Shane Gillis hosting SNL sparks conversations about offensive comedy

I believe Shane Gillis is a good comedian and I’m glad he’ll be hosting Saturday Night Live (SNL) later this month. Having said that, I equally believe there’s a lot to be discussed about the ethics of comedy and when offensive jokes should be accepted.

Gillis was initially chosen as a cast member for SNL in 2019 but was subsequently given the ax after controversial material from his podcast resurfaced, including jokes targeted at Asian Americans as well as the use of slurs. Recently, the nearly 50-year-old sketch show announced that Gillis would be returning on Feb. 24 to host.

Some things should immediately be established above all else. In my opinion, many of the jokes Gillis made which sparked the initial controversy were done in poor taste and I don’t have any desire to defend them. I also believe his initial response that he’s “a comedian who pushes boundaries” was very weak and did a poor job at meaningfully addressing the situation.

Another detail from the situation which I disapprove of is conservatives’ adoption of Gillis as a right-wing “canceled” comedian. To my understanding, Gillis satirizes both sides of the political aisle equally and, while he definitely strays into edgy and offensive territory, it would be a stretch to label his political views as right-wing.

So how is Gillis’s comedy in regard to marginalized groups any different? Well, when looking at Gillis through the same lens as Chappelle, I do not see this same bigotry or ignorance evident.

Gillis himself never embraced this label, either. The whole time he was “canceled” in 2019, he always affirmed that he understood and accepted SNL’s decision. Additionally, while many comedians in recent years have adopted a shallow and unfunny “anti-woke” persona, Gillis has never leaned into this territory, instead choosing to focus on his own personal brand of comedy.

My main argument is that there is a meaningful difference between Gillis and a comedian like Dave Chappelle, who I unequivocally disapprove of along with many of the same people criticizing Gillis. Chappelle, who has had a legendary comedy career, has in recent years traded his past brilliance for uninspired jokes of the lowest-common denominator which would’ve been unfunny even five years ago.

The key difference between Gillis and Chappelle is that the latter’s jokes seem to come from a genuine place of ignorance. Chappelle has overtly displayed his negative opinions on transgender people and has pushed back against any criticism on the subject, stating in his new stand-up special “I love punching down.”

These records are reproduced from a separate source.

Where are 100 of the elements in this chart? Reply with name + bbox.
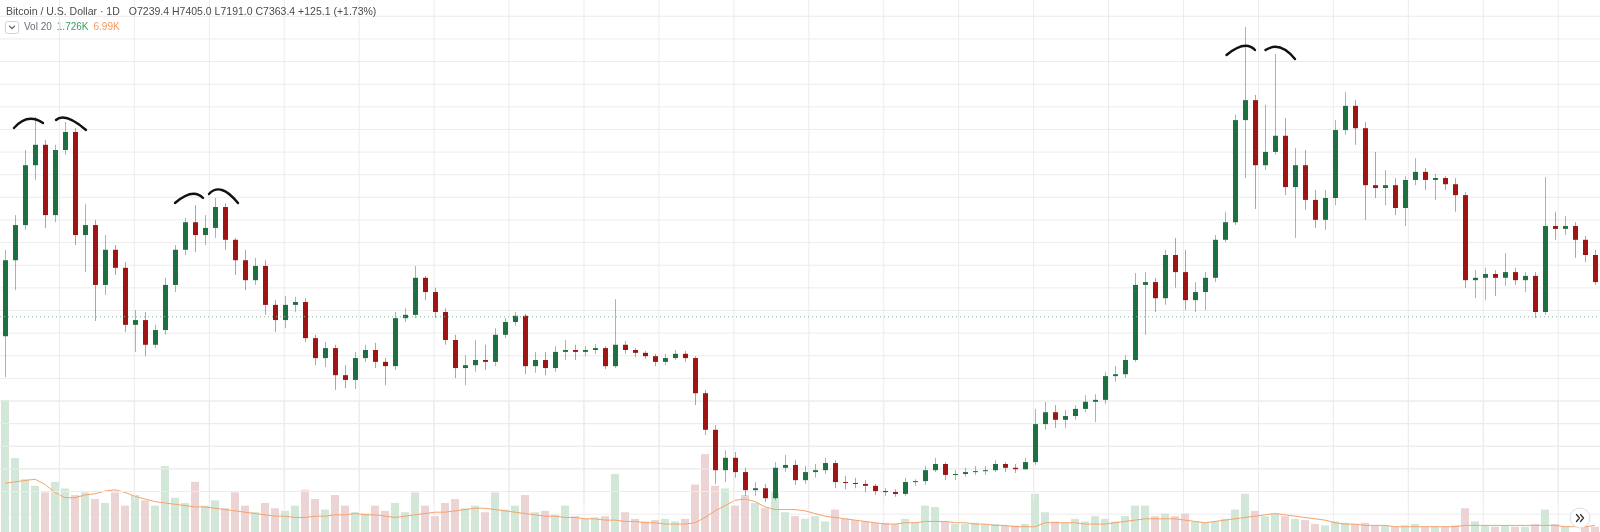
bar xyxy=(451,499,459,532)
bar xyxy=(1391,526,1399,532)
bar xyxy=(321,509,329,532)
bar xyxy=(1311,524,1319,532)
bar xyxy=(1491,526,1499,532)
bar xyxy=(191,481,199,532)
bar xyxy=(891,524,899,532)
bar xyxy=(91,499,99,532)
bar xyxy=(701,454,709,532)
bar xyxy=(171,497,179,532)
bar xyxy=(181,502,189,532)
bar xyxy=(791,516,799,532)
bar xyxy=(761,508,769,532)
bar xyxy=(211,500,219,532)
bar xyxy=(931,506,939,532)
bar xyxy=(1321,525,1329,532)
bar xyxy=(31,485,39,532)
candlestick xyxy=(953,469,958,481)
bar xyxy=(631,518,639,532)
bar xyxy=(1541,509,1549,532)
bar xyxy=(1301,520,1309,532)
bar xyxy=(411,492,419,532)
bar xyxy=(1161,513,1169,532)
bar xyxy=(11,458,19,532)
bar xyxy=(511,505,519,532)
annotation: 6.99K xyxy=(93,20,120,34)
bar xyxy=(1181,513,1189,532)
bar xyxy=(1421,526,1429,532)
bar xyxy=(161,466,169,532)
bar xyxy=(231,492,239,532)
bar xyxy=(1431,526,1439,532)
bar xyxy=(1461,508,1469,532)
bar xyxy=(141,500,149,532)
candlestick xyxy=(843,475,848,490)
bar xyxy=(471,505,479,532)
bar xyxy=(921,505,929,532)
bar xyxy=(1261,516,1269,532)
bar xyxy=(1031,493,1039,532)
bar xyxy=(711,485,719,532)
bar xyxy=(721,488,729,532)
bar xyxy=(1521,526,1529,532)
bar xyxy=(101,502,109,532)
bar xyxy=(1151,516,1159,532)
bar xyxy=(801,518,809,532)
bar xyxy=(1281,516,1289,532)
chart-title: Vol 20 xyxy=(24,20,52,34)
bar xyxy=(851,520,859,532)
bar xyxy=(221,508,229,532)
bar xyxy=(131,495,139,532)
bar xyxy=(51,481,59,532)
bar xyxy=(821,521,829,532)
bar xyxy=(561,505,569,532)
bar xyxy=(281,510,289,532)
bar xyxy=(1201,522,1209,532)
bar xyxy=(1271,513,1279,532)
bar xyxy=(1251,510,1259,532)
bar xyxy=(61,488,69,532)
bar xyxy=(311,499,319,532)
bar xyxy=(641,521,649,532)
bar xyxy=(41,492,49,532)
bar xyxy=(81,492,89,532)
bar xyxy=(521,495,529,532)
bar xyxy=(691,484,699,532)
bar xyxy=(621,512,629,532)
bar xyxy=(71,495,79,532)
bar xyxy=(491,492,499,532)
bar xyxy=(461,508,469,532)
bar xyxy=(1131,505,1139,532)
bar xyxy=(1471,521,1479,532)
bar xyxy=(441,502,449,532)
bar xyxy=(1041,512,1049,532)
bar xyxy=(961,524,969,532)
bar xyxy=(351,512,359,532)
bar xyxy=(1171,516,1179,532)
bar xyxy=(1141,505,1149,532)
bar xyxy=(1561,526,1569,532)
bar xyxy=(381,510,389,532)
bar xyxy=(1051,521,1059,532)
bar xyxy=(241,505,249,532)
bar xyxy=(151,505,159,532)
bar xyxy=(481,512,489,532)
bar xyxy=(581,518,589,532)
bar xyxy=(871,522,879,532)
bar xyxy=(1291,518,1299,532)
bar xyxy=(111,492,119,532)
bar xyxy=(421,505,429,532)
bar xyxy=(1511,526,1519,532)
bar xyxy=(1121,516,1129,532)
bar xyxy=(251,512,259,532)
bar xyxy=(291,505,299,532)
chart-title: Bitcoin / U.S. Dollar · 1D xyxy=(6,4,120,18)
bar xyxy=(1441,526,1449,532)
bar xyxy=(751,502,759,532)
bar xyxy=(261,502,269,532)
bar xyxy=(551,514,559,532)
bar xyxy=(811,516,819,532)
bar xyxy=(301,489,309,532)
bar xyxy=(841,518,849,532)
bar xyxy=(531,512,539,532)
bar xyxy=(371,505,379,532)
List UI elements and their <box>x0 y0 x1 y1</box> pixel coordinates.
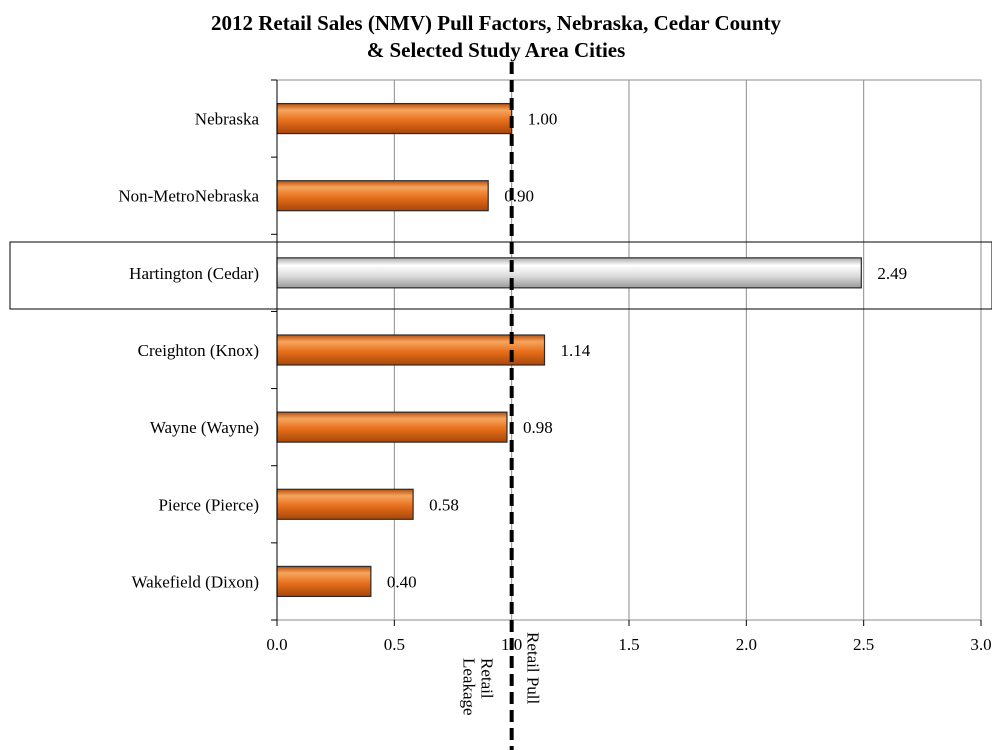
data-label: 0.40 <box>387 572 417 591</box>
retail-leakage-label-line1: Retail <box>478 658 497 699</box>
data-label: 0.98 <box>523 418 553 437</box>
chart-title-line2: & Selected Study Area Cities <box>367 38 626 62</box>
bar <box>276 180 489 212</box>
data-label: 0.90 <box>504 187 534 206</box>
data-label: 1.14 <box>561 341 591 360</box>
x-tick-label: 2.0 <box>736 635 757 654</box>
bar <box>276 488 414 520</box>
x-tick-label: 2.5 <box>853 635 874 654</box>
axes: 0.00.51.01.52.02.53.0 <box>266 79 992 654</box>
category-label: Wakefield (Dixon) <box>132 572 260 591</box>
bar <box>276 411 508 443</box>
category-label: Nebraska <box>195 110 260 129</box>
bar <box>276 102 513 135</box>
retail-pull-label: Retail Pull <box>524 632 543 705</box>
bar <box>276 565 372 598</box>
x-tick-label: 3.0 <box>970 635 991 654</box>
category-label: Non-MetroNebraska <box>118 187 259 206</box>
highlight-frame <box>9 241 992 310</box>
bar-highlight <box>276 257 862 289</box>
data-label: 2.49 <box>877 264 907 283</box>
retail-leakage-label-line2: Leakage <box>460 658 479 716</box>
data-label: 0.58 <box>429 495 459 514</box>
data-label: 1.00 <box>528 110 558 129</box>
category-label: Pierce (Pierce) <box>158 495 259 514</box>
x-tick-label: 0.5 <box>384 635 405 654</box>
chart-title-line1: 2012 Retail Sales (NMV) Pull Factors, Ne… <box>211 11 782 35</box>
category-label: Wayne (Wayne) <box>150 418 259 437</box>
category-label: Creighton (Knox) <box>138 341 259 360</box>
x-tick-label: 0.0 <box>266 635 287 654</box>
x-tick-label: 1.5 <box>618 635 639 654</box>
bar <box>276 334 546 366</box>
category-label: Hartington (Cedar) <box>129 264 259 283</box>
bars: Nebraska 1.00 Non-MetroNebraska 0.90 Harting… <box>118 102 907 598</box>
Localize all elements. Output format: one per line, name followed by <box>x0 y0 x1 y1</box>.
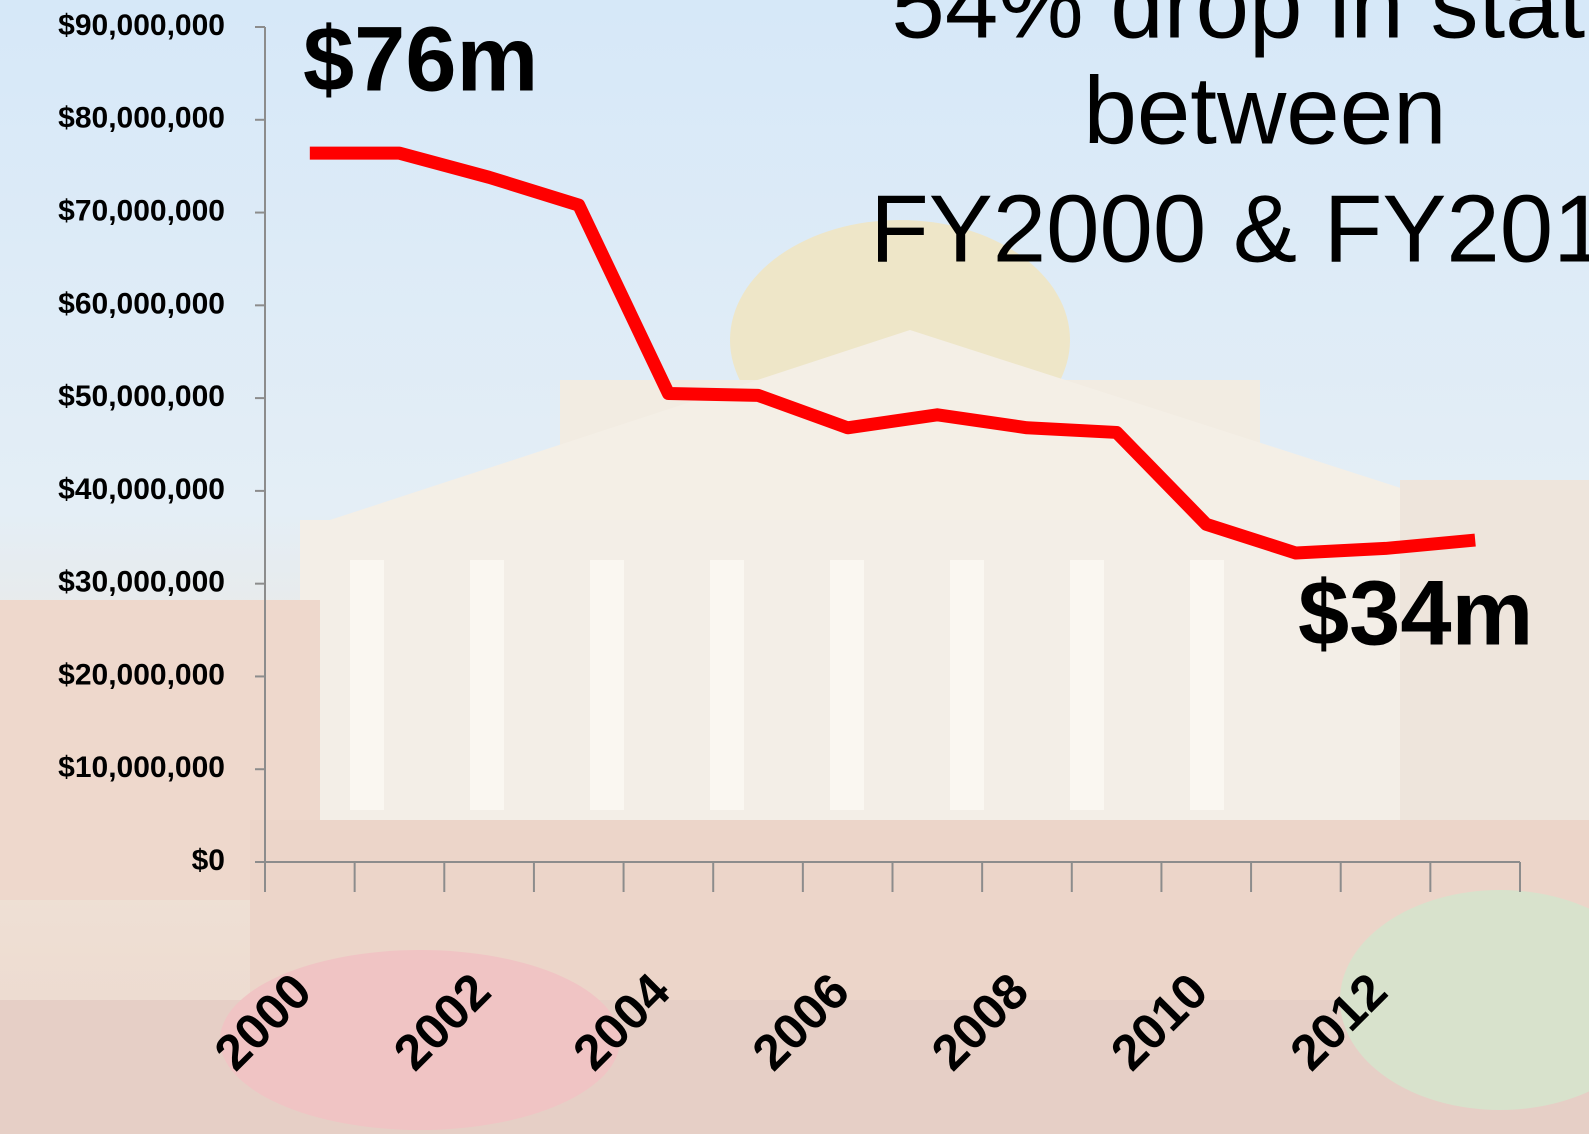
data-line <box>309 146 1476 560</box>
y-tick-label: $20,000,000 <box>58 658 225 691</box>
y-tick-label: $0 <box>192 844 225 877</box>
y-tick-label: $80,000,000 <box>58 102 225 135</box>
y-tick-label: $50,000,000 <box>58 380 225 413</box>
y-tick-label: $10,000,000 <box>58 751 225 784</box>
y-tick-label: $60,000,000 <box>58 287 225 320</box>
y-tick-label: $40,000,000 <box>58 473 225 506</box>
y-tick-label: $90,000,000 <box>58 9 225 42</box>
annotation: $34m <box>1298 562 1533 664</box>
title-line: FY2000 & FY2013 <box>870 175 1589 282</box>
y-tick-label: $30,000,000 <box>58 566 225 599</box>
title-line: between <box>1084 57 1447 164</box>
annotation: $76m <box>303 8 538 110</box>
title-line: 54% drop in state <box>891 0 1589 58</box>
y-tick-label: $70,000,000 <box>58 194 225 227</box>
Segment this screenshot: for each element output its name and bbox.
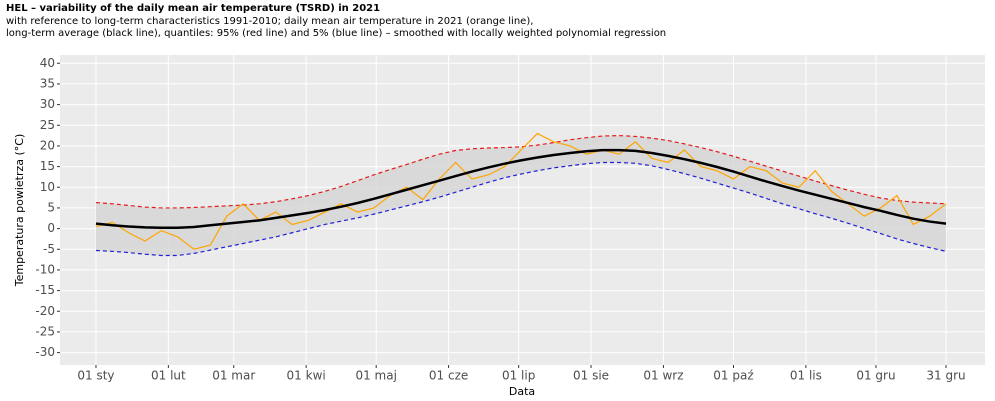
y-tick-label: 10 bbox=[40, 180, 55, 194]
x-tick-label: 31 gru bbox=[926, 369, 965, 383]
y-tick-label: 15 bbox=[40, 159, 55, 173]
x-tick-label: 01 mar bbox=[212, 369, 255, 383]
quantile-band bbox=[95, 135, 947, 256]
y-tick-label: -10 bbox=[35, 262, 55, 276]
x-tick-label: 01 lis bbox=[790, 369, 822, 383]
x-tick-label: 01 paź bbox=[713, 369, 753, 383]
y-tick-label: -5 bbox=[43, 242, 55, 256]
chart-subtitle: long-term average (black line), quantile… bbox=[6, 28, 666, 39]
y-tick-label: 40 bbox=[40, 56, 55, 70]
series-line bbox=[95, 132, 947, 250]
x-tick-label: 01 wrz bbox=[643, 369, 683, 383]
series-line bbox=[95, 161, 947, 257]
x-tick-label: 01 maj bbox=[355, 369, 396, 383]
series-line bbox=[95, 148, 947, 230]
y-axis-label: Temperatura powietrza (°C) bbox=[13, 134, 26, 288]
y-tick-label: 5 bbox=[47, 200, 55, 214]
y-tick-label: -30 bbox=[35, 345, 55, 359]
y-tick-label: 25 bbox=[40, 118, 55, 132]
series-line bbox=[95, 134, 947, 209]
x-tick-label: 01 cze bbox=[429, 369, 468, 383]
x-tick-label: 01 sie bbox=[573, 369, 609, 383]
x-axis-label: Data bbox=[509, 385, 535, 398]
chart-subtitle: with reference to long-term characterist… bbox=[6, 16, 533, 27]
x-tick-label: 01 sty bbox=[77, 369, 114, 383]
chart-title: HEL – variability of the daily mean air … bbox=[6, 3, 380, 14]
y-tick-label: -20 bbox=[35, 304, 55, 318]
x-tick-label: 01 lip bbox=[502, 369, 535, 383]
x-tick-label: 01 gru bbox=[856, 369, 895, 383]
y-tick-label: -15 bbox=[35, 283, 55, 297]
y-tick-label: 0 bbox=[47, 221, 55, 235]
x-tick-label: 01 kwi bbox=[287, 369, 326, 383]
x-tick-label: 01 lut bbox=[151, 369, 186, 383]
y-tick-label: -25 bbox=[35, 324, 55, 338]
y-tick-label: 20 bbox=[40, 138, 55, 152]
y-tick-label: 30 bbox=[40, 97, 55, 111]
y-tick-label: 35 bbox=[40, 76, 55, 90]
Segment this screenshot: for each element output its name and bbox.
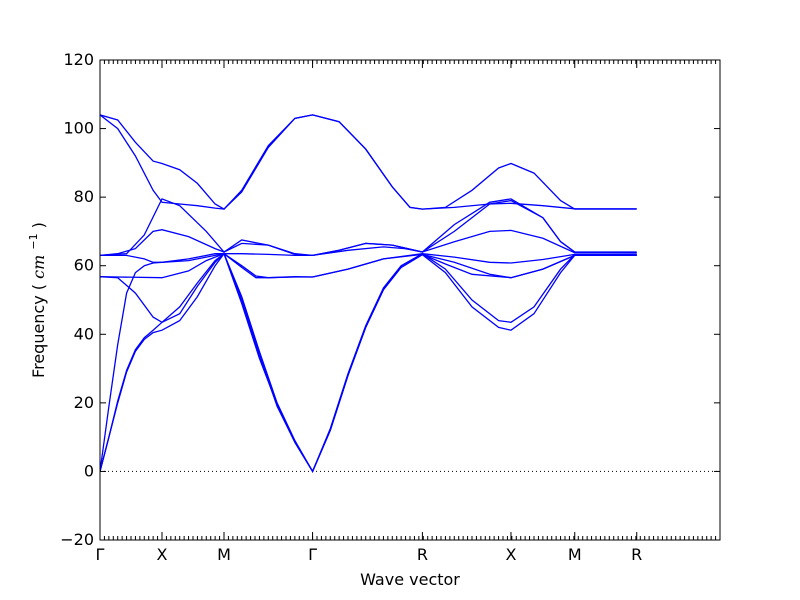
y-tick-label: 100 [63,119,94,138]
x-tick-label: X [505,545,516,564]
y-axis-label-unit-exponent: −1 [27,233,40,249]
y-tick-label: 20 [74,393,94,412]
x-tick-label: M [217,545,231,564]
x-tick-label: Γ [96,545,105,564]
y-tick-label: 60 [74,256,94,275]
plot-area [100,60,720,540]
y-axis-label-unit: cm [29,255,48,279]
y-axis-label-open-paren: ( [29,284,48,290]
band-series-7 [100,252,637,324]
y-axis-label: Frequency ( cm −1 ) [22,222,48,378]
y-tick-labels: −20 0 20 40 60 80 100 120 [60,50,94,549]
band-series-10 [100,252,637,473]
x-tick-label: Γ [308,545,317,564]
x-tick-label: R [417,545,428,564]
axis-ticks [99,59,721,541]
y-axis-label-text: Frequency [29,295,48,378]
x-tick-label: X [157,545,168,564]
y-tick-label: 0 [84,461,94,480]
x-axis-label: Wave vector [360,570,460,589]
plot-frame [99,59,721,541]
y-tick-label: 120 [63,50,94,69]
y-tick-label: 40 [74,324,94,343]
x-tick-label: R [631,545,642,564]
x-tick-label: M [568,545,582,564]
band-series-9 [100,252,637,473]
band-series-group [100,114,637,473]
y-tick-label: 80 [74,187,94,206]
y-tick-label: −20 [60,530,94,549]
y-axis-label-close-paren: ) [29,222,48,228]
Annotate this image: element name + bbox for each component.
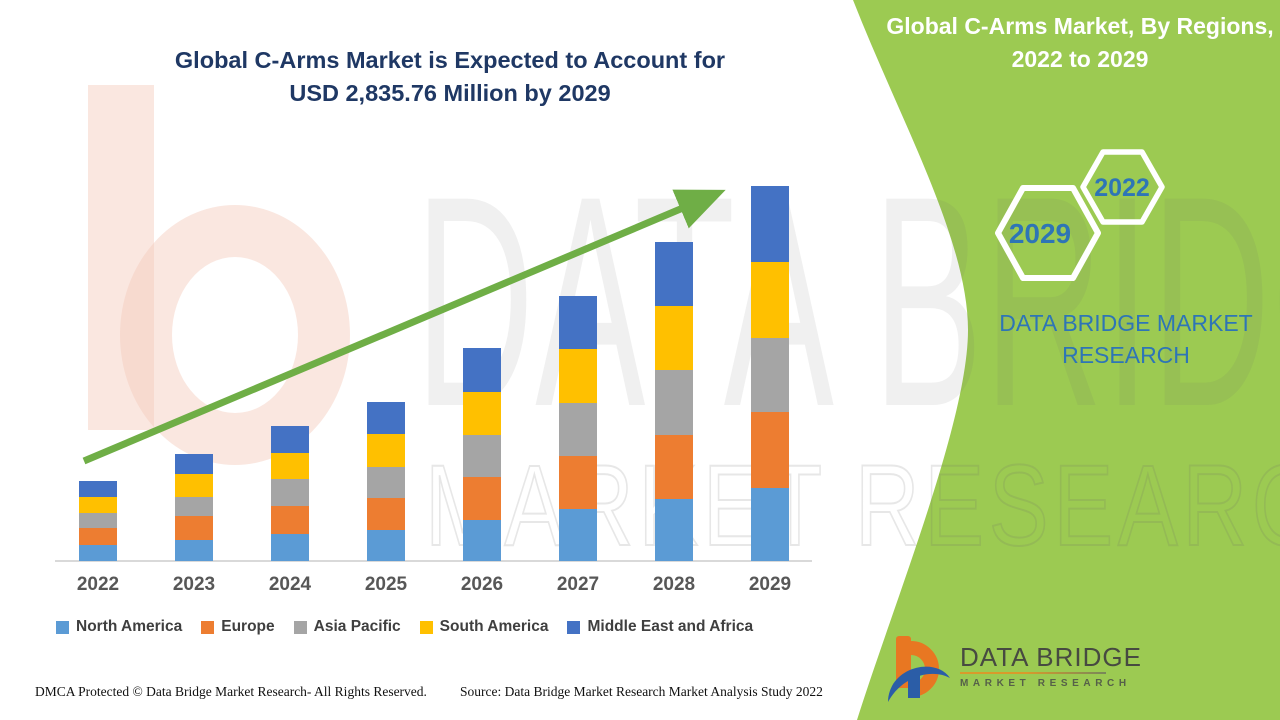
legend-swatch-south-america <box>419 620 433 634</box>
bar-2027-south-america <box>559 349 597 403</box>
x-axis-label-2024: 2024 <box>268 574 312 595</box>
x-axis-label-2023: 2023 <box>172 574 216 595</box>
logo-text-block: DATA BRIDGE MARKET RESEARCH <box>960 644 1142 706</box>
x-axis-label-2028: 2028 <box>652 574 696 595</box>
bar-2029-europe <box>751 411 789 488</box>
bar-2026-south-america <box>463 391 501 435</box>
legend-item-north-america: North America <box>56 618 182 636</box>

Those who defend Chappelle and similar comedy acts will say that while these jokes seem bigoted, they result in great comedy. They’ll often throw around vague blanket statements like “it’s the job of a comedian to offend people,” which I think is a hilarious misrepresentation. In my opinion, the primary job of a comedian is to be funny, and I genuinely am unable to believe that anybody in good faith could think Chappelle’s recent special was good comedy.

I’m a believer that good comedy is incompatible with any comedian who earnestly prioritizes “offending people” over actual clever and funny jokes. There exists a reactionary desire among conservatives to deem any offensive comedy as good comedy, which is simply not the case. I’m all for offensive, edgy and boundary-pushing material; in fact it’s this type of humor that often results in the funniest jokes. But these jokes can only be done by someone willing to make them in the pursuit of good comedy, not in the pursuit of “punching down.”

So how is Gillis’s comedy in regard to marginalized groups any different? Well, when looking at Gillis through the same lens as Chappelle, I do not see this same bigotry or ignorance evident. While some of his jokes are done in poor taste and miss the mark, Gillis doesn’t appear to be someone who wants to capitalize off of being offensive, rather someone who is willing to go into risky territory, sometimes wrongly, for the sake of humor.

In my opinion, the ideal comedian is someone who can take the worst forms of bigotry — racism, misogyny, transphobia, etc. — and flip them on their head, thus effectively making fun of the bigotry itself and the people who embody it. I believe this is the critical difference between whether offensive material should be acceptable or not: Does the comedian stray into offensive territory while pursuing the task of satirizing these social ills, or do they embody the social ills themselves at face value?